Interpreting super-resolution CNNs for sub-pixel motion compensation in video coding

Description

The versatility of recent machine learning approaches makes them ideal for improvement of next generation video compression solutions. Unfortunately, these approaches typically bring significant increases in computational complexity and are difficult to interpret into explainable models, affecting their potential for implementation within practical video coding applications. This paper introduces a novel explainable neural network-based inter-prediction scheme, to improve the interpolation of reference samples needed for fractional precision motion compensation. The approach requires a single neural network to be trained from which a full quarter-pixel interpolation filter set is derived, as the network is easily interpretable due to its linear structure. A novel training framework enables each network branch to resemble a specific fractional shift. This practical solution makes it very efficient to use alongside conventional video coding schemes. When implemented in the context of the state-of-the-art Versatile Video Coding (VVC) test model, 0.77%, 1.27% and 2.25% BD-rate savings can be achieved on average for lower resolution sequences under the random access, low-delay B and low-delay P configurations, respectively, while the complexity of the learned interpolation schemes is significantly reduced compared to the interpolation with full CNNs.

Blog post and interactive demo

A summary of our work is presented in a BBC R&D blog post Interpreting Convolutional Neural Networks for Video Coding, as well as in an interactive demo Visual Data Analytics, available on BBC Taster.

Publications

The software in this repository presents methods from:

Improved CNN-based Learning of Interpolation Filters for Low-Complexity Inter Prediction in Video Coding, available on IEEE Xplore and arXiv;
Interpreting CNN for Low Complexity Learned Sub-pixel Motion Compensation in Video Coding, available on IEEE Xplore and arXiv;
Interpreting Super-Resolution CNNs for Sub-Pixel Motion Compensation in Video Coding, presented at Open Source Software Competition of ACM Multimedia 2021.

Please cite this work as:

@ARTICLE{Murn2021,
  author={Murn, Luka and Blasi, Saverio Giovanni and Smeaton, Alan and Mrak, Marta},
  journal={IEEE Open Journal of Signal Processing}, 
  title={Improved CNN-based Learning of Interpolation Filters for Low-Complexity Inter Prediction in Video Coding}, 
  year={2021},
  volume={},
  number={},
  pages={1-1},
  doi={10.1109/OJSP.2021.3089439}}

How to use

Dependencies and Docker installation

The code is compatible with Python 3.7 and TensorFlow 1.14.0.

Install all dependencies with:

pip install -r requirements.txt

The repository is also available as a Docker container. Run the following commands:

cd docker
docker-compose up -d

Note: Docker and Docker Compose are required, and NVIDIA-Docker is preferred.

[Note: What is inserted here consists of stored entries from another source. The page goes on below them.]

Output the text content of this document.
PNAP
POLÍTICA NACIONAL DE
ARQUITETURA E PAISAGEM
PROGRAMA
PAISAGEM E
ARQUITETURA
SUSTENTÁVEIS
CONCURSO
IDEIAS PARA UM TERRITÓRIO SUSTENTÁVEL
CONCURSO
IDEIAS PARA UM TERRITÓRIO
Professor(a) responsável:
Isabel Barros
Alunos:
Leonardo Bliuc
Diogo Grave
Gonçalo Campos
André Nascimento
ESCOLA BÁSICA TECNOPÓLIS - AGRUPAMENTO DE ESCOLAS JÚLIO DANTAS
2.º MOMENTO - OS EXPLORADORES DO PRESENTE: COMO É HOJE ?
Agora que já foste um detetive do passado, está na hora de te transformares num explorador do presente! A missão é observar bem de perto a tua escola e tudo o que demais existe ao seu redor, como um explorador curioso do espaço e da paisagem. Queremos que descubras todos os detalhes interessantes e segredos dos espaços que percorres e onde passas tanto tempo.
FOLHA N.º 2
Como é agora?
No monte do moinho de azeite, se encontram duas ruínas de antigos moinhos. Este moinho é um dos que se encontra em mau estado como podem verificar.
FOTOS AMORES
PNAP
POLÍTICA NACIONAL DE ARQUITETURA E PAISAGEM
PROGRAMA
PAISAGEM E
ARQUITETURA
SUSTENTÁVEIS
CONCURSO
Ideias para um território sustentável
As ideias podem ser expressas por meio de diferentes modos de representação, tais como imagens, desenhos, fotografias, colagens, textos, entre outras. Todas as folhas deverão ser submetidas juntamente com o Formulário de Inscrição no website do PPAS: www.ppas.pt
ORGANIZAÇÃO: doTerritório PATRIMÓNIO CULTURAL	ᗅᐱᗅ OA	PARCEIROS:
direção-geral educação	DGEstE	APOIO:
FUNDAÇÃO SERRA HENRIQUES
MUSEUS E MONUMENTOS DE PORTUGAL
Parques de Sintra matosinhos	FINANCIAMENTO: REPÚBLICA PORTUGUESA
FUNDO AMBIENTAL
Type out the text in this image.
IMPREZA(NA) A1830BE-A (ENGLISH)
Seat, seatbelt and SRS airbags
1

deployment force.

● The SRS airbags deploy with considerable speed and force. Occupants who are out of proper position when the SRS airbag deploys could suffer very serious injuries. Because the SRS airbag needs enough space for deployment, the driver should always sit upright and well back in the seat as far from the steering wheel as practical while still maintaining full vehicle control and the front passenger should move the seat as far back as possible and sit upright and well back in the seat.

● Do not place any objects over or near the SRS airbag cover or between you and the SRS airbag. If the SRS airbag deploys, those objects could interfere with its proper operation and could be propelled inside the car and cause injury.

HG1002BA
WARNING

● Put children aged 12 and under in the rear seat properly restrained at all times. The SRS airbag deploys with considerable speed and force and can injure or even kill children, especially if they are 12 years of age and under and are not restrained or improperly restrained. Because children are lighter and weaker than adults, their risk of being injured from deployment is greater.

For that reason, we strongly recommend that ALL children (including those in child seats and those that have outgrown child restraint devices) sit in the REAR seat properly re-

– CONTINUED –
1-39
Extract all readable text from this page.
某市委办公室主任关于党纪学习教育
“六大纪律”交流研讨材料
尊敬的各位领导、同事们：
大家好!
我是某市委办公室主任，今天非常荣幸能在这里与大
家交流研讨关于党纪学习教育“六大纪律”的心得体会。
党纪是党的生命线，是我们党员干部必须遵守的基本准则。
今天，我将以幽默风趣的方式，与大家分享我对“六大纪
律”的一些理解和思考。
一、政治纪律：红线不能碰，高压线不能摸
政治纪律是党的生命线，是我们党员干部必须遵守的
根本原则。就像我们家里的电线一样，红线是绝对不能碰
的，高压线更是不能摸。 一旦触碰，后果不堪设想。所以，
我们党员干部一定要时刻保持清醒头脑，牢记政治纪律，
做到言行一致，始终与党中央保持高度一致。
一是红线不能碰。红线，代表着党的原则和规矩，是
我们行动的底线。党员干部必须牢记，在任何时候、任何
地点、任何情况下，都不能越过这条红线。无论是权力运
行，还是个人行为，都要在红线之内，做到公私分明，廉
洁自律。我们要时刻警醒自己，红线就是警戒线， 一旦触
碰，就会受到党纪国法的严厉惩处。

The learned interpolation filters are implemented within VVC Test Model (VTM) 6.0 as a switchable filter set, allowing the encoder to choose between the new filters derived from a neural network and the traditional filters when compressing a video sequence. To apply the patch with the necessary changes, run:

git clone --depth 1 -b VTM6.0 https://vcgit.hhi.fraunhofer.de/jvet/VVCSoftware_VTM.git
cd VVCSoftware_VTM
git am -3 -k [path-to-this-repository]/vtm6.0-patch/cnn-fractional-motion-compensation.patch

Instructions on how to build platform-specific files for the VTM reference software are available in VVCSoftware_VTM/README.md.

How to replicate results from the research papers using pre-trained models

The coefficients of the trained neural network-based interpolation filters are already included with the applied patch. To enable the conditions under which the switchable filter implementation is tested, the macro SWITCH_IF, located in VVCSoftware_VTM/source/Lib/CommonLib/TypeDef.h, needs to be set to 1. The learned interpolation filter set coefficients are obtained from a CompetitionCNN network. Additionally, macro PER_QP adds multiple learned interpolation filter sets, obtained from a ScratchCNN network. Both networks were trained on motion info extracted from the BlowingBubbles YUV video sequence. To run the modified VTM encoder, the following command arguments need to be added:

--Triangle=0, --Affine=0, --DMVR=0, --BIO=0, --WeightedPredP=0, --WeightedPredB=0, --MHIntra=0, --SBT=0, --MMVD=0, --SMVD=0, --IMV=0, --SubPuMvp=0, --TMVPMode=0

The VTM coding performance of the pre-trained CompetitionCNN or ScratchCNN model needs to be compared with the anchor generated with the same command arguments, but with the macro SWITCH_IF set to 0.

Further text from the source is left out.